Тогда-то я и назвала свой сон сном о «разрушении». Когда я снова его увидела, я сразу же его узнала, хотя прошло уже несколько месяцев, и на этот раз принцип, или стихия, принял форму старика, почти гнома, бесконечно более ужасного, чем объект-ваза, потому что теперь в нем было много человеческого. Этот старик давился смехом, хихикал, он был уродливым, могущественным, губительно жизнерадостным, и снова то, что он представлял собой, было злом в чистом виде, упоением от зла и радостью, рождаемой злым умыслом и разрушительным порывом. Тогда-то я и назвала сон сном о радости от сотворения зла. И этот кошмар снова и снова возвращался, он снился мне, когда я была особенно усталой, напряженной или пребывала в состоянии острого конфликта с самой собой, когда я ощущала почти физически, что стенки моего существа истончились или что им что-то угрожает. Эта разрушительная стихия принимала самые разные обличья, часто — старика или старухи (хотя порой казалось, что это существо обоеполое, или даже бесполое), однако оно всегда кипело радостью и жизнью, невзирая на разные присущие ему увечья — это могла быть деревянная нога, костыль, горб или что-нибудь еще в таком же роде. Оно всегда было исполнено могущества, обладало той внутренней природной силой жизни, которая, я знала, в нем происходит от бесцельного и беспричинного, и ни на что конкретно не направленного зла. Существо кривлялось, насмехалось, желало крови и жаждало смерти. И вместе с тем оно всегда так и вибрировало от радостного возбуждения. Когда я рассказала Сладкой Мамочке об этом сне, который повторился уже в шестой или в седьмой раз, она спросила как обычно:
— И как вы это назовете?
И я ответила, употребив, и тоже — как обычно, слова «зло», «упоение злым умыслом», «радость от того, что можно сделать больно», и тогда она спросила с интересом:
— Только отрицательные качества, нет ничего хорошего?
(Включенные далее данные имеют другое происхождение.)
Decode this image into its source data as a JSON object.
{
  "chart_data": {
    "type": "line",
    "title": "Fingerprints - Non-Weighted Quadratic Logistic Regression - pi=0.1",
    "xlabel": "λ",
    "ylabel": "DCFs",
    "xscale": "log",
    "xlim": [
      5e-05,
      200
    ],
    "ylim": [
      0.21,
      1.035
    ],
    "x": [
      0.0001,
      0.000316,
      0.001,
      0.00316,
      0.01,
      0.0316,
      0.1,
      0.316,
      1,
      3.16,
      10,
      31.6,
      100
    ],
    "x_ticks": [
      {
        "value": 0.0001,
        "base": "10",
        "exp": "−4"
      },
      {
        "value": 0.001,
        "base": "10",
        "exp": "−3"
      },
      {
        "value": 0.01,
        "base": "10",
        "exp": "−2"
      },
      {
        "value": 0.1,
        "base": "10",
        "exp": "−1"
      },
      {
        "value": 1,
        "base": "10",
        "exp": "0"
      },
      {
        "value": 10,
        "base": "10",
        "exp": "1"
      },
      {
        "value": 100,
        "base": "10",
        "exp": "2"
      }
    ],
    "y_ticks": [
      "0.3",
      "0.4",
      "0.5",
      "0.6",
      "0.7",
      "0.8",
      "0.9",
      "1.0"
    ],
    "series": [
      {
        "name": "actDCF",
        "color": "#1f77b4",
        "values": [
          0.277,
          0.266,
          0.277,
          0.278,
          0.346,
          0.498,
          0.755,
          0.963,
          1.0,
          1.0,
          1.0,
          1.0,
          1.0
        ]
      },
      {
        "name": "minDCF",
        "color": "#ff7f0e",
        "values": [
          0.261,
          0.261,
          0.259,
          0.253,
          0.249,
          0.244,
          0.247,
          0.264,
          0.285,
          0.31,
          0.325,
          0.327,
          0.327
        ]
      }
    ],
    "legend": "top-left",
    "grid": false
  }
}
— Ничего, — удивленно сказала я.
— И в этом ничего нет созидательного?
— Для меня — нет.
На ее лице появилась особая улыбка, которая, как я прекрасно знаю, означает, что мне следует еще подумать на эту тему, и я спросила:
— Если эта страшная фигура — стихийная и созидательная сила, пригодная для зла и для добра, то почему я так ужасно ее боюсь?
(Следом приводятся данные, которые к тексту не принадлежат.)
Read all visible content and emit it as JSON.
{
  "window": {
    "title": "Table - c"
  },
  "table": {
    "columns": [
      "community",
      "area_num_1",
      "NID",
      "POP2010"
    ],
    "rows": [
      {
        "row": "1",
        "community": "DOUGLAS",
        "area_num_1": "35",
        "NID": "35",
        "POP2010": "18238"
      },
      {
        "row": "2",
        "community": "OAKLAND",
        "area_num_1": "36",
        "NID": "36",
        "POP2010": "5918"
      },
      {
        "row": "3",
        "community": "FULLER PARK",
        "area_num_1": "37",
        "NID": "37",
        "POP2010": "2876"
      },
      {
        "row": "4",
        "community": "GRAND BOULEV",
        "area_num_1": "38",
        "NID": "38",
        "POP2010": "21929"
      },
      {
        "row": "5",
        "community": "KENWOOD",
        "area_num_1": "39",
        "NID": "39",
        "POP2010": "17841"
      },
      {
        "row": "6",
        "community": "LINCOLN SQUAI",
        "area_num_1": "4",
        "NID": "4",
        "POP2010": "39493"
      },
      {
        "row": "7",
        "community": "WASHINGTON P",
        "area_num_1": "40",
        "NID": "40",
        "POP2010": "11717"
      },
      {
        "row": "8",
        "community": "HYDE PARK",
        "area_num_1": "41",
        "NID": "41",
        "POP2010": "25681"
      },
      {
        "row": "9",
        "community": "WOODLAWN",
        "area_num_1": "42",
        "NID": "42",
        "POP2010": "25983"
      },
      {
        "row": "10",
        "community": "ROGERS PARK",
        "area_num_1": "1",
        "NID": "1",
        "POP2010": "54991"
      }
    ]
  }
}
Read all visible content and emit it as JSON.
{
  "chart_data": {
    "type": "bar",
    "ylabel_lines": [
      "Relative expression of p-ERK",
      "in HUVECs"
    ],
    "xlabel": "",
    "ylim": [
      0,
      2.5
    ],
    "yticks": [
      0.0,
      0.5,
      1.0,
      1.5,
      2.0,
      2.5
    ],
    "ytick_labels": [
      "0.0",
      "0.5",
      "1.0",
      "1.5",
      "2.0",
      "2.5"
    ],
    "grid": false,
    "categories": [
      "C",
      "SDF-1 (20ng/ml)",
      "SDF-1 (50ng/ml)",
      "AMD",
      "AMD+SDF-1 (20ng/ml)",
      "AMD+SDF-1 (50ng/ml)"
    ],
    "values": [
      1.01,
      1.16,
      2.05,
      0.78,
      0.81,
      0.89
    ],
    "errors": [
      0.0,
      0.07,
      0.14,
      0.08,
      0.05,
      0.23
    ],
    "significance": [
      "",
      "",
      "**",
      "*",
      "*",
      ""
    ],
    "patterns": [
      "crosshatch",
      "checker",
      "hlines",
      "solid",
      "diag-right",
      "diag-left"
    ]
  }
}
— Возможно, по мере того, как сон ваш будет углубляться, вы ощутите эту жизненную силу не только как нечто исключительно плохое, но и как нечто хорошее.
— Для меня это опасно настолько, что как только я чувствую… скажем так — дыхание этой фигуры из моих снов, и даже до того, как ее увижу, я понимаю, что сон мне снится снова, и я начинаю кричать и биться, чтобы сон остановить, чтобы проснуться.
— Для вас это опасно ровно до тех пор, пока вы этого боитесь…
И к этому — уютный, сочувствующий, материнский кивок, который всегда, невзирая ни на какие обстоятельства, независимо от того, насколько глубоко я была погружена в какую-нибудь обиду или проблему, вызывал у меня почти непреодолимое желание рассмеяться. Я и смеялась, смеялась часто, беспомощно откинувшись на спинку кресла, а она сидела и смотрела на меня, и улыбалась. Я смеялась потому что так людям говорят о змеях и собаках: они тебя не тронут, если ты не будешь их бояться.
И я подумала, как часто думала и раньше, что миссис Маркс хочет слишком многого: ведь если эта фигура, или стихия, настолько хорошо знакома ей по снам и фантазиям других пациентов, что она сразу узнает ее, то почему на мне лежит ответственность за то, что эта вещь тотально злая? Только слово «зло» — оно слишком человеческое для воспринимаемого так принципа, какие бы формы и обличья он ни выбрал для себя, пусть даже и отчасти человеческие, ведь по своей сути он остается чем-то нечеловеческим.
Иными словами, именно я должна заставить это нечто стать не только плохим, но и хорошим? Она это хочет мне сказать?